The parking space in front of the charger was open. The poor little chargewr was another matter. It needed some love. the lower 2-socket piece of the plug was loose and flopping around. Bteween it and several time outs, it took some patience and holding of the plug in place to get charging initiated. But once I did, it did well. My only fear was that the lower part of the plug might break off and get stuck in the car. Fortunately, it did not. Anyway, I charged u to 85% amd was ready to set off when my wife fortunately persuaded me during a phone call that perhaps a nighjt with some extra rest mighht be in order. I had told her I could not reconcile the different things I was seeing on the apps and maps about how long it would take me to get to Idaho. So, I booked a local hotel, got some laundry done, relaxed and actually got more than 4 hours of sleep.
Days 35-37 | July 9-11 | Final Segments
I’ve been home for a little over a week, and apologize for not wrapping up the itinerary sooner (though I’m pretty sure nobody was holding their breath ). Day 35 had me heading to Portland via I84W, which was arguably the best segment of road on the entire trip, from both a scenic and a construction quality perspective. I found myself reaching the Twin Falls area much sooner than predicted by software the previous evening. My guess is that, again, I was misinterpreting something. In either case, I like the way this worked out. I had a beautiful sunrise coming out of SLC, and a lovely drive with very little traffic through some lovely scenery. As I left the SLC area, I charged up at an EA located in a Walmart lot near Ogden. I got to that charger to discover, and not for the first time, a Chevy Bolt using a 350kW charger. I don’t want to sound mean-spirited, so I won’t say what I was thinking at the time. Amazingly, this would only be the first of three such sightings in one day.

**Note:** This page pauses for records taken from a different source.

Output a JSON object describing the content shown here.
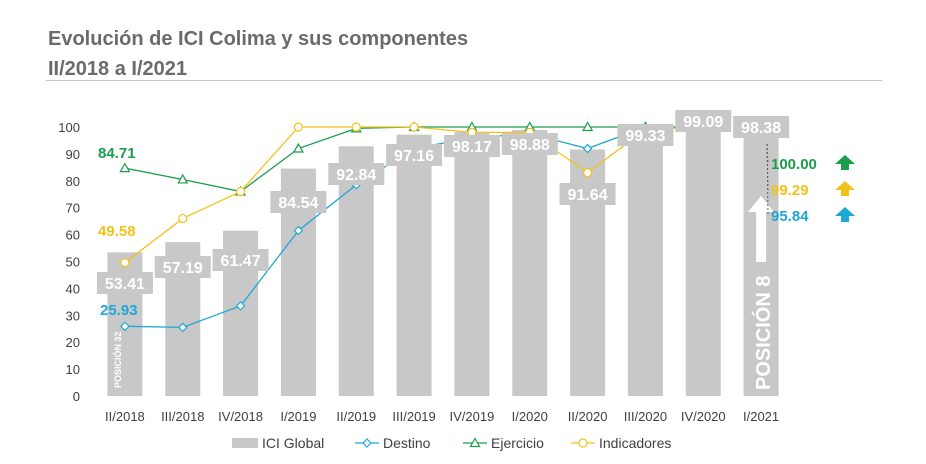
{
  "title": {
    "line1": "Evolución de ICI Colima y sus componentes",
    "line2": "II/2018 a I/2021"
  },
  "chart_data": {
    "type": "bar",
    "categories": [
      "II/2018",
      "III/2018",
      "IV/2018",
      "I/2019",
      "II/2019",
      "III/2019",
      "IV/2019",
      "I/2020",
      "II/2020",
      "III/2020",
      "IV/2020",
      "I/2021"
    ],
    "ylim": [
      0,
      100
    ],
    "yticks": [
      "0",
      "10",
      "20",
      "30",
      "40",
      "50",
      "60",
      "70",
      "80",
      "90",
      "100"
    ],
    "grid": false,
    "legend_position": "bottom",
    "series": [
      {
        "name": "ICI Global",
        "type": "bar",
        "color": "#c8c8c8",
        "values": [
          53.41,
          57.19,
          61.47,
          84.54,
          92.84,
          97.16,
          98.17,
          98.88,
          91.64,
          99.33,
          99.09,
          98.38
        ],
        "labels": [
          "53.41",
          "57.19",
          "61.47",
          "84.54",
          "92.84",
          "97.16",
          "98.17",
          "98.88",
          "91.64",
          "99.33",
          "99.09",
          "98.38"
        ]
      },
      {
        "name": "Destino",
        "type": "line",
        "color": "#1fa8d6",
        "values": [
          25.93,
          25.5,
          33.5,
          61.5,
          78.5,
          92,
          96,
          97.5,
          92,
          100,
          100,
          95.84
        ]
      },
      {
        "name": "Ejercicio",
        "type": "line",
        "color": "#1a9e4b",
        "values": [
          84.71,
          80.5,
          76,
          92,
          99.5,
          100,
          100,
          100,
          100,
          100,
          100,
          100
        ]
      },
      {
        "name": "Indicadores",
        "type": "line",
        "color": "#f2c21b",
        "values": [
          49.58,
          66,
          76,
          100,
          100,
          100,
          98,
          98,
          83,
          99,
          100,
          99.29
        ]
      }
    ],
    "annotations": {
      "ejercicio_start": "84.71",
      "indicadores_start": "49.58",
      "destino_start": "25.93",
      "ejercicio_end": "100.00",
      "indicadores_end": "99.29",
      "destino_end": "95.84",
      "position_start": "POSICIÓN 32",
      "position_end": "POSICIÓN 8"
    }
  }
}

I ran into my second GT of the trip at an EA charging station in Boise. Nice fellow, but this was his first experience using an EA charger, and it showed. The car looks good in Silver. While in Boise, I conducted a taste test at the suggestion of my daughters, to determine whether Five Guys' French fries taste better in Idaho. They do.

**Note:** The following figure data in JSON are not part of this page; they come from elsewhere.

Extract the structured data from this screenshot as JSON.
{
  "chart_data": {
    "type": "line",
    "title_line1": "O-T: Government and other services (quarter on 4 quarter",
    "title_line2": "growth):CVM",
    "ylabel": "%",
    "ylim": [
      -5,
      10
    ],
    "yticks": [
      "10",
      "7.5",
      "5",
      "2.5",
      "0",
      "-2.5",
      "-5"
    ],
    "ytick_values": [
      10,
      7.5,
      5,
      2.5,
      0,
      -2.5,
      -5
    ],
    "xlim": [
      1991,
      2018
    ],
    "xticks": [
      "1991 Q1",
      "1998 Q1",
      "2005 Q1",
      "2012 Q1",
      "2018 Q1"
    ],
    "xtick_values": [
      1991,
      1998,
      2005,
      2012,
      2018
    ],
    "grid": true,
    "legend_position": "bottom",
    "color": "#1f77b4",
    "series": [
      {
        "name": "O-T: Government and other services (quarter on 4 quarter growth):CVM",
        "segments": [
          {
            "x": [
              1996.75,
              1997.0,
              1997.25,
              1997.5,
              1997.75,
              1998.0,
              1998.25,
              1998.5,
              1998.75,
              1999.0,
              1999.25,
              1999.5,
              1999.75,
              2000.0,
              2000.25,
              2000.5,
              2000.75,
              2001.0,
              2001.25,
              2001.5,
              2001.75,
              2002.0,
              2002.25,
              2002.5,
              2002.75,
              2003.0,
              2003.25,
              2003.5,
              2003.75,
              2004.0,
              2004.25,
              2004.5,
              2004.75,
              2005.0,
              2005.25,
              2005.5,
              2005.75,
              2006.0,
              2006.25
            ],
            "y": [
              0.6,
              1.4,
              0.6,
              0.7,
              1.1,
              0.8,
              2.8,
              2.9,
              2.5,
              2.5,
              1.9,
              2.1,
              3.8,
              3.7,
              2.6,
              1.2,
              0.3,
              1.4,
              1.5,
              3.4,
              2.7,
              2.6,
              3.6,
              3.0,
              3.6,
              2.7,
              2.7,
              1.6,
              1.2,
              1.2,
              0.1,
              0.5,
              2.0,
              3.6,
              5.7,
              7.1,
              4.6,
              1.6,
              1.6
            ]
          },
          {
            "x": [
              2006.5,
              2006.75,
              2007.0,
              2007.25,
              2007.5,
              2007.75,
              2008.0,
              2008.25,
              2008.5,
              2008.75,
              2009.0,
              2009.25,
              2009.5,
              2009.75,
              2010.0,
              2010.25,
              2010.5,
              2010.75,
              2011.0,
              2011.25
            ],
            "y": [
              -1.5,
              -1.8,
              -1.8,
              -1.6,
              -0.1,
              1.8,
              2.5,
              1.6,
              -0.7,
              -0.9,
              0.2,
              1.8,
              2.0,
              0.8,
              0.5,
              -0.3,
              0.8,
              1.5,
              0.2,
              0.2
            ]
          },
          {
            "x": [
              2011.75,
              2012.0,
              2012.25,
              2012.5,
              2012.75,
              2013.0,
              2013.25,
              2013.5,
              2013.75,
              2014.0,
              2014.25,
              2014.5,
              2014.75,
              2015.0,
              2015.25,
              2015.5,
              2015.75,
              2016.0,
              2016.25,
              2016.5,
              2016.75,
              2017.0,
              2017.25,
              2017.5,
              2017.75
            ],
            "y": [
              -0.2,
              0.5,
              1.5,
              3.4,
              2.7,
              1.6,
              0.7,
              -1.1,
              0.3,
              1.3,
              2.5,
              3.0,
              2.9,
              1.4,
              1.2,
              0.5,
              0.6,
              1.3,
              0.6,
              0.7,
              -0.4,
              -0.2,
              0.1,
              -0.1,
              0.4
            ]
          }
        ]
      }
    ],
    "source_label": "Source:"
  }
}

I had originally planned to head to Seattle from SLC, but as mentioned in an earlier post, I was really wanting to be home. So, when I discovered that a family member would not be there, I took Seattle off the route. This saved me 1-2 days, but it also meant I would not break 10k miles on the trip. Ah well. The I84 route takes you through the Columbia Gorge and straight toward Mt. Hood on the way into Portland, a truly stunning drive. I stayed in Portland with my brother and his family, and on Sunday, July 10, we ambled about Portland. It was my first time there not spent in meetings at an airport hotel conference room, and I thoroughly enjoyed it. While the city still shows a few scars of some of its political events, it’s a pretty town full of nice people, interesting architecture, and really good beer.
I left Portland at 6pm with Medford OR in my sights for a place to sleep the night and set the stage for a short drive home on Monday, July 11. I left Medford at 6:15 am, and with stops to charge in Yreka and Willows CA, I was home by 1:10 pm.
Thanks for joining me on this drive! I enjoyed it thoroughly.